The minutes of the meeting viewed by Mint further state that "DTAB therefore recommended that the clause may be amended to read as: in the case of clinical trial related injury to a subject occurring during the clinical trial, he or she shall be given free medical management as long as required".

The other significant amendment concerns the "intended therapeutic effect" of the product under trial. The section, which said the drugs being tested could only have the intended or desired effects and not any other effect, has been deleted as DTAB noted "there is always a possibility that the investigational product may fail to provide intended therapeutic effect and the trial is conducted with the objective of assessing the therapeutic effect of the drug along with safety".

The new norms come at a time when clinical research activity in India has come to a standstill due to the lack of a proper regulatory regime.

"We have taken several measures to reform the sector," said G.N. Singh, the drugs controller general of India (DCGI). "The industry has to be patient as we put systems in place. We are simplifying the processes for all stakeholders involved."

Industry experts estimate a loss of $150–200 million (Rs.900–1,200 crore today) in the past six months on account of regulatory changes.

"There is no doubt that research has been impacted by some of the irrational rules in the recent compensation guidelines, as well as the slowdown in the approval process for clinical studies," said Anil Raghavan, managing director of Quintiles India, a leading contract research organization. "Given the prevailing lack of clarity and uncertainty, industry and institutional sponsors have adopted a wait–and–watch position and the next three–four months will be crucial for the future of medical research in the country."

The clinical trials business in India is estimated to be worth around $500 million, according to research firm Frost and Sullivan, which projects that it will grow to $1 billion by 2016.

DTAB has also relaxed timelines to be followed by the ethics committees.
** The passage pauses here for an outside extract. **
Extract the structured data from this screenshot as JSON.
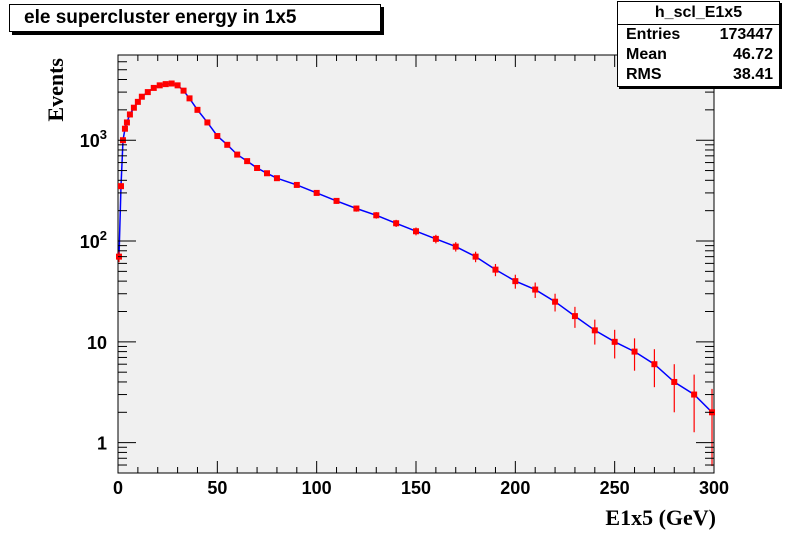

Serious adverse events can now be reported and the quantum of compensation decided within 30 days and not 21. The timelines for the independent expert committee to establish cause of death during a trial has been increased to 60 days from 30. The "licensing authority" or DCGI gets another two months after getting the expert committee’s report to take a final call on the compensation amount and the cause of death in the latest version of the rules.

In a 3 January ruling, the Supreme Court revoked the powers of the Indian drug regulator to approve trials for new chemical entities, placing the responsibility on the Union health secretary, who was asked to personally vet all approvals.

Since then, only six trials had been approved until last week, when an apex committee cleared 50 trials at one go. A new chemical entity is essentially a new molecule that is still in the early stage of the drug discovery process. The January Supreme Court directive was in response to a public interest litigation filed by activist group Swasthya Adhikar Manch in February 2012.